The road wound up the mountain, maintained here as a one-lane road, there as a two-lane road, another place as a gravel path. There were markers with numbers, numbers that related to some system, some order, some pattern that someone understood or had understood when the road was built.
The headlights caught a deer on the edge of the road as they came around one corner. Ruth stopped and the deer watched them and then turned into the forest. Bright spots reflected the lights on either side of the road as they drove, and Hadad found he was identifying the animals by their height and the distance between their eyes. He wondered if his assumptions were correct.
When they reached the ridge near Minniece Point, Hadad heard the hover craft.

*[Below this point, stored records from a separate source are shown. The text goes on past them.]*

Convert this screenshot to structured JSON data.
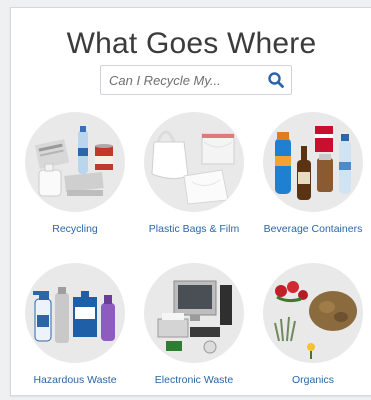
{
  "header": {
    "title": "What Goes Where"
  },
  "search": {
    "placeholder": "Can I Recycle My...",
    "icon": "search-icon"
  },
  "categories": [
    {
      "label": "Recycling",
      "icon": "recycling-items-image"
    },
    {
      "label": "Plastic Bags & Film",
      "icon": "plastic-bags-image"
    },
    {
      "label": "Beverage Containers",
      "icon": "beverage-containers-image"
    },
    {
      "label": "Hazardous Waste",
      "icon": "hazardous-waste-image"
    },
    {
      "label": "Electronic Waste",
      "icon": "electronic-waste-image"
    },
    {
      "label": "Organics",
      "icon": "organics-image"
    }
  ],
  "colors": {
    "title": "#3b3b3b",
    "link": "#2a66a8",
    "circle": "#e9e9e9",
    "search_icon": "#2a66a8"
  }
}
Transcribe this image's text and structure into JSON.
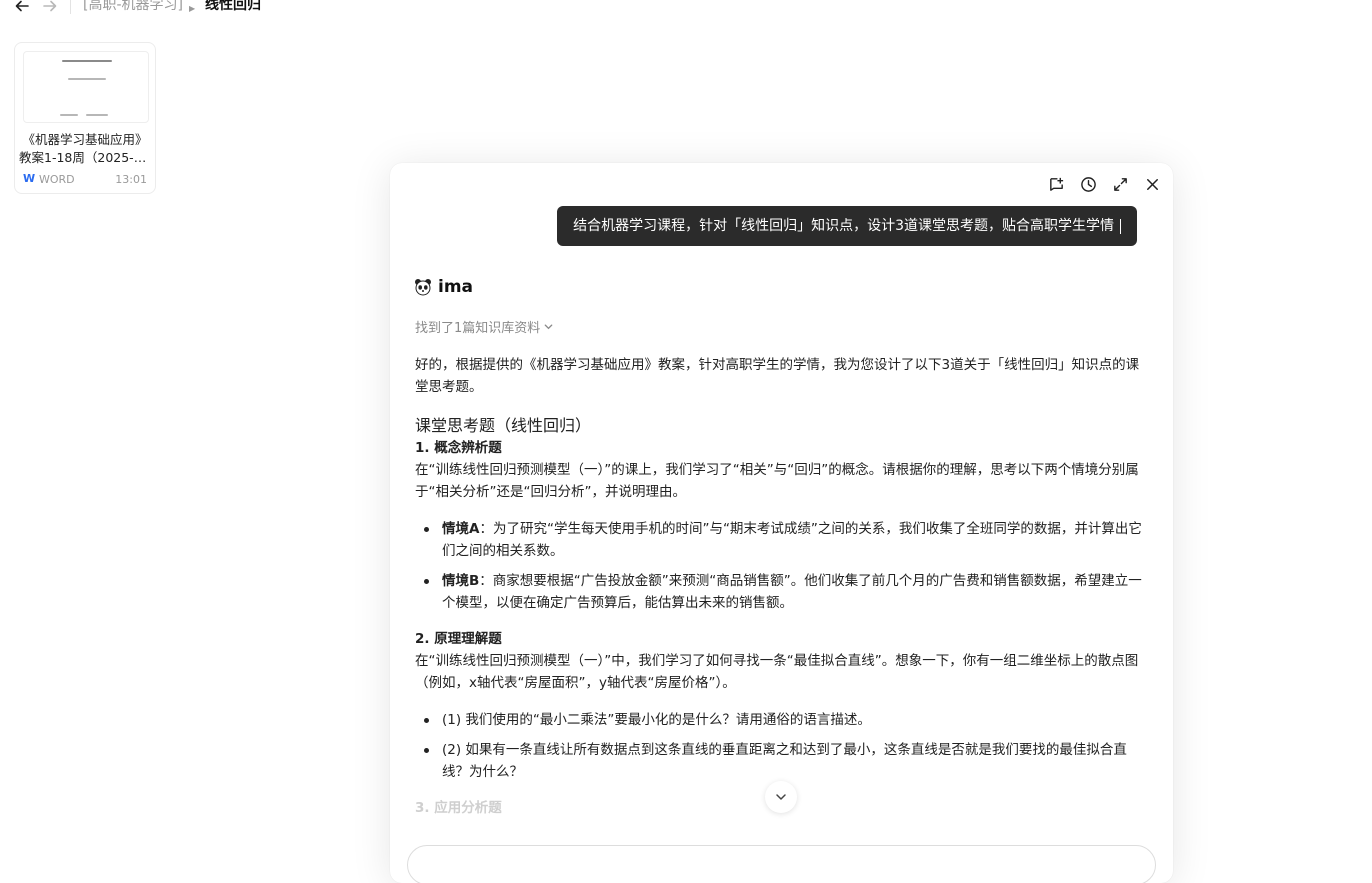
{
  "breadcrumb": {
    "parent": "[高职-机器学习]",
    "current": "线性回归"
  },
  "file_card": {
    "title_line1": "《机器学习基础应用》",
    "title_line2": "教案1-18周（2025-2...",
    "type": "WORD",
    "time": "13:01"
  },
  "chat": {
    "user_message": "结合机器学习课程，针对「线性回归」知识点，设计3道课堂思考题，贴合高职学生学情",
    "assistant_name": "ima",
    "kb_found": "找到了1篇知识库资料",
    "intro": "好的，根据提供的《机器学习基础应用》教案，针对高职学生的学情，我为您设计了以下3道关于「线性回归」知识点的课堂思考题。",
    "section_title": "课堂思考题（线性回归）",
    "q1": {
      "title": "1. 概念辨析题",
      "body": "在“训练线性回归预测模型（一）”的课上，我们学习了“相关”与“回归”的概念。请根据你的理解，思考以下两个情境分别属于“相关分析”还是“回归分析”，并说明理由。",
      "bullets": [
        {
          "label": "情境A",
          "text": "：为了研究“学生每天使用手机的时间”与“期末考试成绩”之间的关系，我们收集了全班同学的数据，并计算出它们之间的相关系数。"
        },
        {
          "label": "情境B",
          "text": "：商家想要根据“广告投放金额”来预测“商品销售额”。他们收集了前几个月的广告费和销售额数据，希望建立一个模型，以便在确定广告预算后，能估算出未来的销售额。"
        }
      ]
    },
    "q2": {
      "title": "2. 原理理解题",
      "body": "在“训练线性回归预测模型（一）”中，我们学习了如何寻找一条“最佳拟合直线”。想象一下，你有一组二维坐标上的散点图（例如，x轴代表“房屋面积”，y轴代表“房屋价格”）。",
      "bullets": [
        {
          "text": "(1) 我们使用的“最小二乘法”要最小化的是什么？请用通俗的语言描述。"
        },
        {
          "text": "(2) 如果有一条直线让所有数据点到这条直线的垂直距离之和达到了最小，这条直线是否就是我们要找的最佳拟合直线？为什么？"
        }
      ]
    },
    "q3_partial": "3. 应用分析题"
  },
  "icons": [
    "back-arrow-icon",
    "forward-arrow-icon",
    "word-icon",
    "add-note-icon",
    "history-icon",
    "expand-icon",
    "close-icon",
    "panda-icon",
    "chevron-down-icon"
  ]
}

“Turn out the lights,” he demanded, and Ruth did so immediately, also braking to slow the speed to the distance she could almost see in front of them.
“What is it?”
“Above us. Listen.”
The craft droned, hardly louder than the tree frogs they had heard earlier, but deeper in pitch.
“It’s directly overhead.”
Ruth stopped the car and leaned out the window to look up.
“I don’t see anything but clouds.”
“They have been following us.”
“But why?”
“Ruth, I am hunted by my people. Leave me here on the mountain. Go on without me. Go back to the roadblocks and join the resistance to save your planet. You cannot help me now.”